Over on the Failed Architecture site, there’s a piece about Kevin Lynch’s 1960 book The Image Of The City. It’s kind of fun to look back at a work like that, from today’s vantage point of ubiquitous GPS and smartphones with maps that bestow God-like wayfinding. How much did Lynch—or any other futurist from the past—get right about our present?

Quite a bit, as it turns out.

Lynch invented the term ‘imageability’ to describe the degree to which the urban environment can be perceived as a clear and coherent mental image. Reshaping the city is one way to increase imageability. But what if the cognitive map were complemented by some external device? Lynch proposed that this too could strengthen the mental image and effectively support navigation.

Past visions of the future can be a lot of fun. Matt Novak’s Paleofuture blog is testament to that. Present visions of the future are rarely as enjoyable. But every so often, one comes along…

Kevin Kelly has a new piece in Wired magazine about Augmented Reality. He suggests we don’t call it AR. Sounds good to me. Instead, he proposes we use David Gelernter’s term “the mirrorworld”.

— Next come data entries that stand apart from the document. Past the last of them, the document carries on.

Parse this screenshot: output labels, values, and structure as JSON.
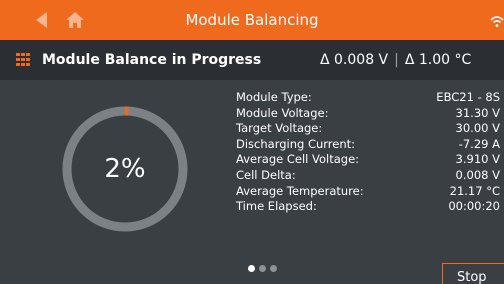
{
  "header": {
    "title": "Module Balancing"
  },
  "status": {
    "heading": "Module Balance in Progress",
    "delta_voltage": "Δ 0.008 V",
    "delta_temp": "Δ 1.00 °C",
    "separator": "|"
  },
  "gauge": {
    "label": "2%",
    "progress": 0.02,
    "color": "#f06a1e",
    "track_color": "#7c8186"
  },
  "info": {
    "rows": [
      {
        "key": "Module Type:",
        "value": "EBC21 - 8S"
      },
      {
        "key": "Module Voltage:",
        "value": "31.30 V"
      },
      {
        "key": "Target Voltage:",
        "value": "30.00 V"
      },
      {
        "key": "Discharging Current:",
        "value": "-7.29 A"
      },
      {
        "key": "Average Cell Voltage:",
        "value": "3.910 V"
      },
      {
        "key": "Cell Delta:",
        "value": "0.008 V"
      },
      {
        "key": "Average Temperature:",
        "value": "21.17 °C"
      },
      {
        "key": "Time Elapsed:",
        "value": "00:00:20"
      }
    ]
  },
  "pager": {
    "pages": 3,
    "active": 0
  },
  "actions": {
    "stop_label": "Stop"
  },
  "icons": {
    "back": "back-arrow-icon",
    "home": "home-icon",
    "wifi": "wifi-icon",
    "module": "battery-module-icon"
  },
  "colors": {
    "accent": "#f06a1e",
    "background": "#3a3f44",
    "bar": "#2b2f33"
  }
}
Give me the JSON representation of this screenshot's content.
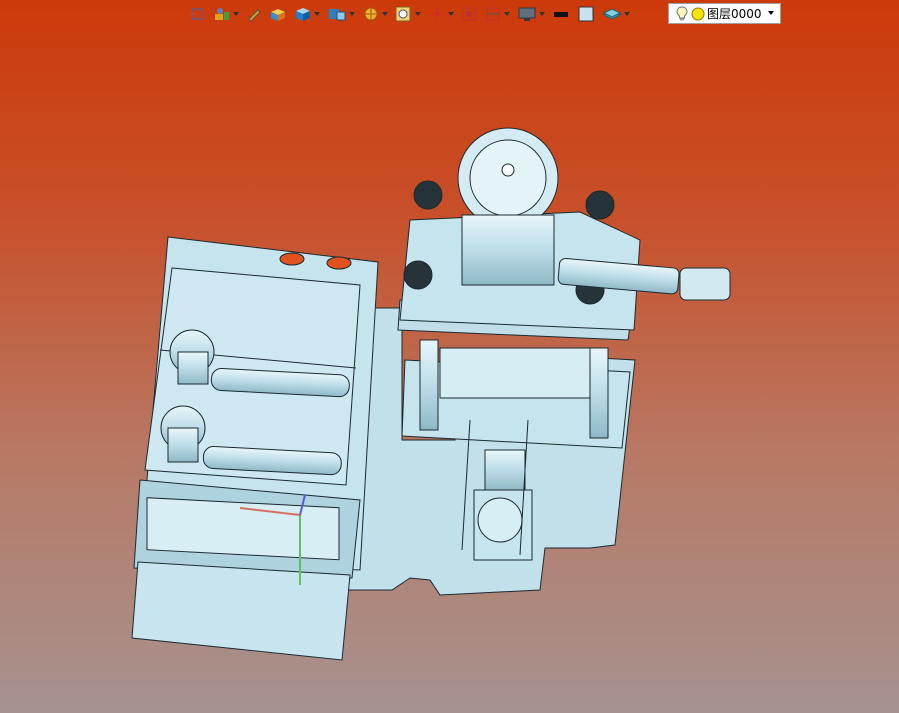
{
  "toolbar": {
    "buttons": [
      {
        "id": "view-orient",
        "icon": "view-orientation-icon"
      },
      {
        "id": "render",
        "icon": "render-style-icon"
      },
      {
        "id": "sketch",
        "icon": "pencil-icon"
      },
      {
        "id": "shade",
        "icon": "shaded-box-icon"
      },
      {
        "id": "iso",
        "icon": "isometric-cube-icon"
      },
      {
        "id": "views",
        "icon": "standard-views-icon"
      },
      {
        "id": "section",
        "icon": "section-view-icon"
      },
      {
        "id": "zoom",
        "icon": "zoom-icon"
      },
      {
        "id": "axes",
        "icon": "axes-triad-icon"
      },
      {
        "id": "fit",
        "icon": "fit-view-icon"
      },
      {
        "id": "bounds",
        "icon": "bounding-box-icon"
      },
      {
        "id": "display",
        "icon": "display-monitor-icon"
      },
      {
        "id": "line-color",
        "icon": "line-color-icon"
      },
      {
        "id": "face-color",
        "icon": "face-color-icon"
      },
      {
        "id": "layer-style",
        "icon": "layer-style-icon"
      }
    ],
    "layer": {
      "label": "图层0000",
      "bulb_icon": "lightbulb-icon",
      "color_icon": "yellow-circle-icon"
    }
  },
  "colors": {
    "part_fill": "#c6e4ee",
    "part_stroke": "#1c2a30",
    "accent_red": "#e0531e"
  }
}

I like it! I feel like the term won’t age well, but that’s not the point. The term “cyberspace” hasn’t aged well either—it sounds positively retro now—but Gibson’s term served its purpose in prompting discussing and spurring excitement. I feel like Kelly’s “mirrorworld” could do the same.

Incidentally, the mirrorworld has already made an appearance in the William Gibson book Spook Country in the form of locative art:

Locative art, a melding of global positioning technology to virtual reality, is the new wrinkle in Gibson’s matrix. One locative artist, for example, plants a virtual image of F. Scott Fitzgerald dying at the very spot where, in fact, he had his Hollywood heart attack, and does the same for River Phoenix and his fatal overdose.

Yup, that sounds like the mirrorworld:

Time is a dimension in the mirror­world that can be adjusted. Unlike the real world, but very much like the world of software apps, you will be able to scroll back.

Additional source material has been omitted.